Maple Bear Busca Vida adere ao Programa Escola Azul e integra cultura oceânica ao currículo escolar!
Alinhado ao ODS 14, a iniciativa apoiada pela UNESCO passa a fazer parte do ensino da escola a partir de 2026, conectando educação e preservação dos oceanos

Foto: Divulgação
Conservar e promover o uso sustentável dos oceanos, mares e recursos marinhos até 2030 é um dos compromissos globais estabelecidos pela ONU por meio do Objetivo de Desenvolvimento Sustentável 14 (ODS 14) — Vida na Água. Mais do que uma meta ambiental, o desafio também passa pela educação, com a formação de cidadãos mais conscientes desde a infância. É nesse contexto que a Maple Bear Busca Vida, localizada no Litoral Norte da Bahia, se tornou a primeira escola de Camaçari a aderir ao Programa Escola Azul, iniciativa internacional apoiada pela UNESCO que propõe levar a cultura oceânica para dentro das escolas de forma contínua, interdisciplinar e conectada à realidade dos estudantes. A partir de 2026, a escola passa a integrar a rede global e a incorporar o tema ao currículo por meio do projeto “Sea Friends/Amigos do Mar”. Na prática, isso significa que o oceano deixa de ser um assunto restrito a datas específicas e passa a fazer parte do cotidiano pedagógico, sendo trabalhado em diferentes áreas do conhecimento, como ciências, artes, literatura e desenvolvimento socioemocional. O projeto ganha ainda mais relevância por nascer da relação direta da comunidade escolar com a costa baiana, já que muitos alunos vivem em regiões litorâneas e têm o ambiente marítimo como parte do seu cotidiano. A iniciativa segue as diretrizes do Programa Escola Azul, que incentiva a inserção da cultura oceânica de forma transversal no currículo escolar, promovendo a conexão entre ciência, sustentabilidade e sociedade, além de estimular o pensamento crítico e o engajamento da comunidade escolar. Inserido no contexto global da Década do Oceano (2021–2030), o programa reforça a importância de aproximar a educação na construção de soluções para a preservação marinha. As atividades são adaptadas para cada faixa etária, com início na Educação Infantil e expansão progressiva para outras etapas de ensino.

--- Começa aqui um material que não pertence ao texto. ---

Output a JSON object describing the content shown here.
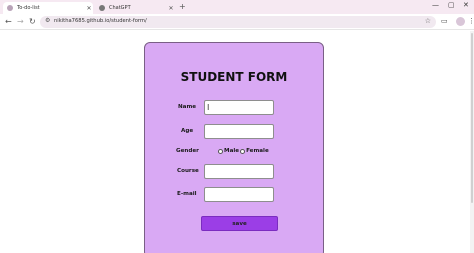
{
  "browser": {
    "tabs": [
      {
        "title": "To-do-list",
        "active": true
      },
      {
        "title": "ChatGPT",
        "active": false
      }
    ],
    "new_tab_icon": "plus-icon",
    "address": "nikitha7685.github.io/student-form/"
  },
  "page": {
    "card_color": "#d9a9f4",
    "title": "STUDENT FORM",
    "fields": {
      "name_label": "Name",
      "age_label": "Age",
      "gender_label": "Gender",
      "gender_male": "Male",
      "gender_female": "Female",
      "course_label": "Course",
      "email_label": "E-mail"
    },
    "save_label": "save",
    "button_color": "#9b3ee6"
  }
}
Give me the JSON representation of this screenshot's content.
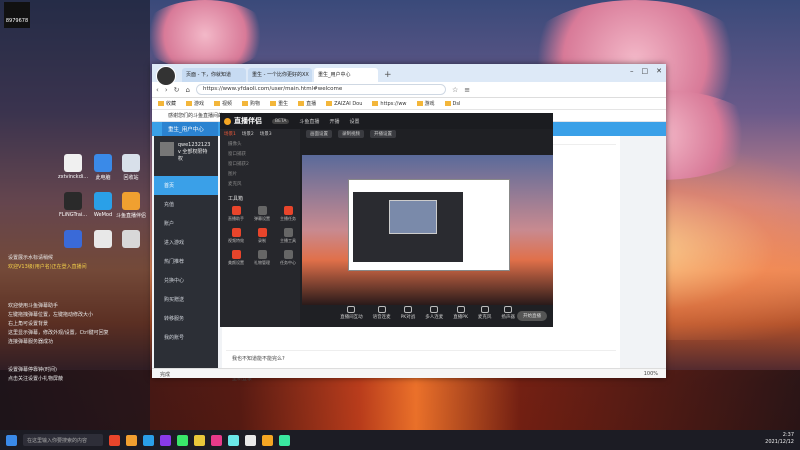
{
  "desktop": {
    "top_badge": "8979678",
    "icons": [
      {
        "label": "zxtvinckdi...",
        "color": "#f0f0f0"
      },
      {
        "label": "此电脑",
        "color": "#3a8ae8"
      },
      {
        "label": "回收站",
        "color": "#d8e0ea"
      },
      {
        "label": "FLiNGTrai...",
        "color": "#2a2a2a"
      },
      {
        "label": "WeMod",
        "color": "#2aa0e8"
      },
      {
        "label": "斗鱼直播伴侣",
        "color": "#f0a030"
      },
      {
        "label": "",
        "color": "#3a6ad8"
      },
      {
        "label": "",
        "color": "#e8e8e8"
      },
      {
        "label": "",
        "color": "#d8d8d8"
      }
    ],
    "side_lines_1": [
      "设置展示水标请稍候",
      "欢迎V13级(用户名)正在登入直播间"
    ],
    "side_lines_2": [
      "欢迎使用斗鱼弹幕助手",
      "左键拖拽弹幕位置，左键拖动修改大小",
      "右上角可设置背景",
      "这里显示弹幕，修改外观/设置，Ctrl键可回复",
      "连接弹幕服务器成功"
    ],
    "side_lines_3": [
      "设置弹幕停靠钟(时间)",
      "点击关注设置小礼物屏蔽"
    ]
  },
  "browser": {
    "tabs": [
      "页面 - 下，你就知道",
      "重生 - 一个比你更好的XX",
      "重生_用户中心"
    ],
    "url": "https://www.yfdaoli.com/user/main.html#welcome",
    "bookmarks": [
      "收藏",
      "游戏",
      "视频",
      "购物",
      "重生",
      "直播",
      "ZAIZAI Dou",
      "https://ww",
      "游戏",
      "Dsl"
    ],
    "notice": "感谢您们的斗鱼直播间的…",
    "user_center": "重生_用户中心",
    "profile_name": "qwe1232123",
    "profile_sub": "v 全部权限特权",
    "side_items": [
      "首页",
      "充值",
      "账户",
      "进入游戏",
      "热门推荐",
      "兑换中心",
      "购买赠送",
      "转移服务",
      "我的账号"
    ],
    "rows": [
      "优化推荐",
      "",
      "",
      "",
      "",
      "我也不知道能不能完么?",
      "重新登录"
    ],
    "status_left": "完成",
    "status_right": "100%"
  },
  "app": {
    "logo": "直播伴侣",
    "badge": "BETA",
    "head_items": [
      "斗鱼直播",
      "开播",
      "设置"
    ],
    "scene_tabs": [
      "场景1",
      "场景2",
      "场景3"
    ],
    "scene_rows": [
      "摄像头",
      "窗口捕获",
      "窗口捕获2",
      "图片",
      "麦克风"
    ],
    "tools_title": "工具箱",
    "tools": [
      "直播助手",
      "弹幕设置",
      "主播任务",
      "视频特效",
      "录制",
      "主播工具",
      "美颜设置",
      "礼物管理",
      "任务中心"
    ],
    "toolbar": [
      "画面设置",
      "录制视频",
      "开播设置"
    ],
    "bottom": [
      "直播间互动",
      "语音连麦",
      "PK对战",
      "多人连麦",
      "直播PK",
      "麦克风",
      "扬声器"
    ],
    "go_live": "开始直播"
  },
  "taskbar": {
    "search": "在这里输入你要搜索的内容",
    "icons": [
      "#3a8ae8",
      "#e8452b",
      "#f0a030",
      "#2aa0e8",
      "#8a3ae8",
      "#3ae86a",
      "#e8c83a",
      "#e83a8a",
      "#6ae8e8",
      "#e8e8e8",
      "#f5a623",
      "#3ae8a0"
    ],
    "time": "2:37",
    "date": "2021/12/12"
  }
}
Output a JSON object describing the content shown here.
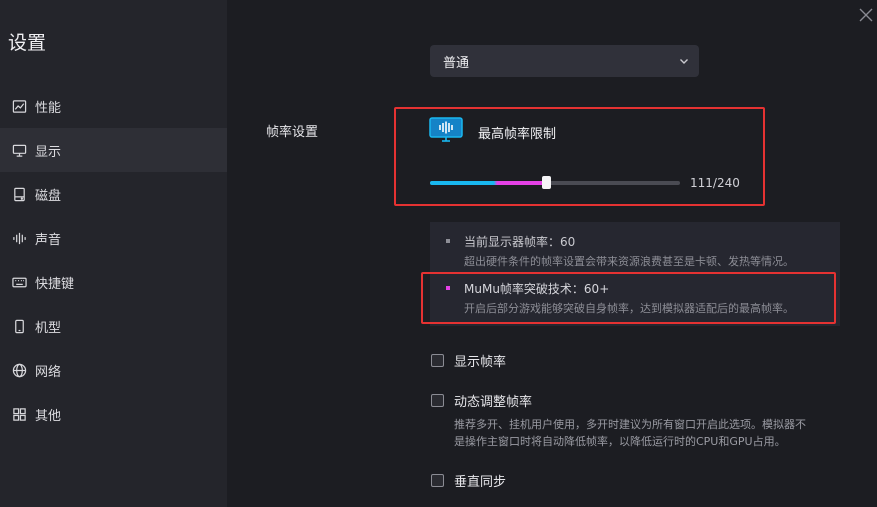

"Estamos investindo continuamente na formação da nossa equipe docente, para garantir que as ações do projeto sejam intencionais, consistentes e realmente transformadoras, indo além de práticas superficiais e promovendo uma compreensão crítica e significativa", afirma a diretora da Maple Bear Busca Vida, Livia Fonseca (foto acima). Para integrar o programa, a instituição de ensino precisa passar por um processo rigoroso. A Maple Bear Busca Vida passou pela aprovação que incluiu a submissão de um projeto pedagógico detalhado por meio de formulário oficial, no qual são descritas as estratégias de implementação da cultura oceânica na escola. A certificação reconhece o compromisso da instituição com ações educativas de longo prazo e alinhadas aos princípios internacionais da iniciativa. Segundo a coordenadora pedagógica da unidade, a proposta vai além do conteúdo em sala de aula e busca provocar uma mudança de comportamento. “A proposta está totalmente conectada ao ODS 14, porque trabalhamos o entendimento de que o oceano faz parte da nossa vida. Não é um conteúdo isolado, é um olhar que atravessa tudo o que é trabalhado em sala”, afirma Camila Peixoto (foto abaixo). “Nosso objetivo é que as crianças cresçam mais conscientes e levem esse aprendizado para dentro de casa, influenciando também as famílias.
Quando elas começam a questionar hábitos, percebemos que o impacto vai muito além da escola”, completa. Inicialmente estruturado para um ano, o projeto tem caráter contínuo e deve se expandir gradualmente, acompanhando o engajamento dos alunos e a evolução das atividades. A expectativa é que, com o amadurecimento da iniciativa, a cultura oceânica avance ainda mais dentro da escola, com potencial para ser integrada de forma estruturada à Base Nacional Comum Curricular (BNCC), ampliando seu alcance para todas as etapas de ensino.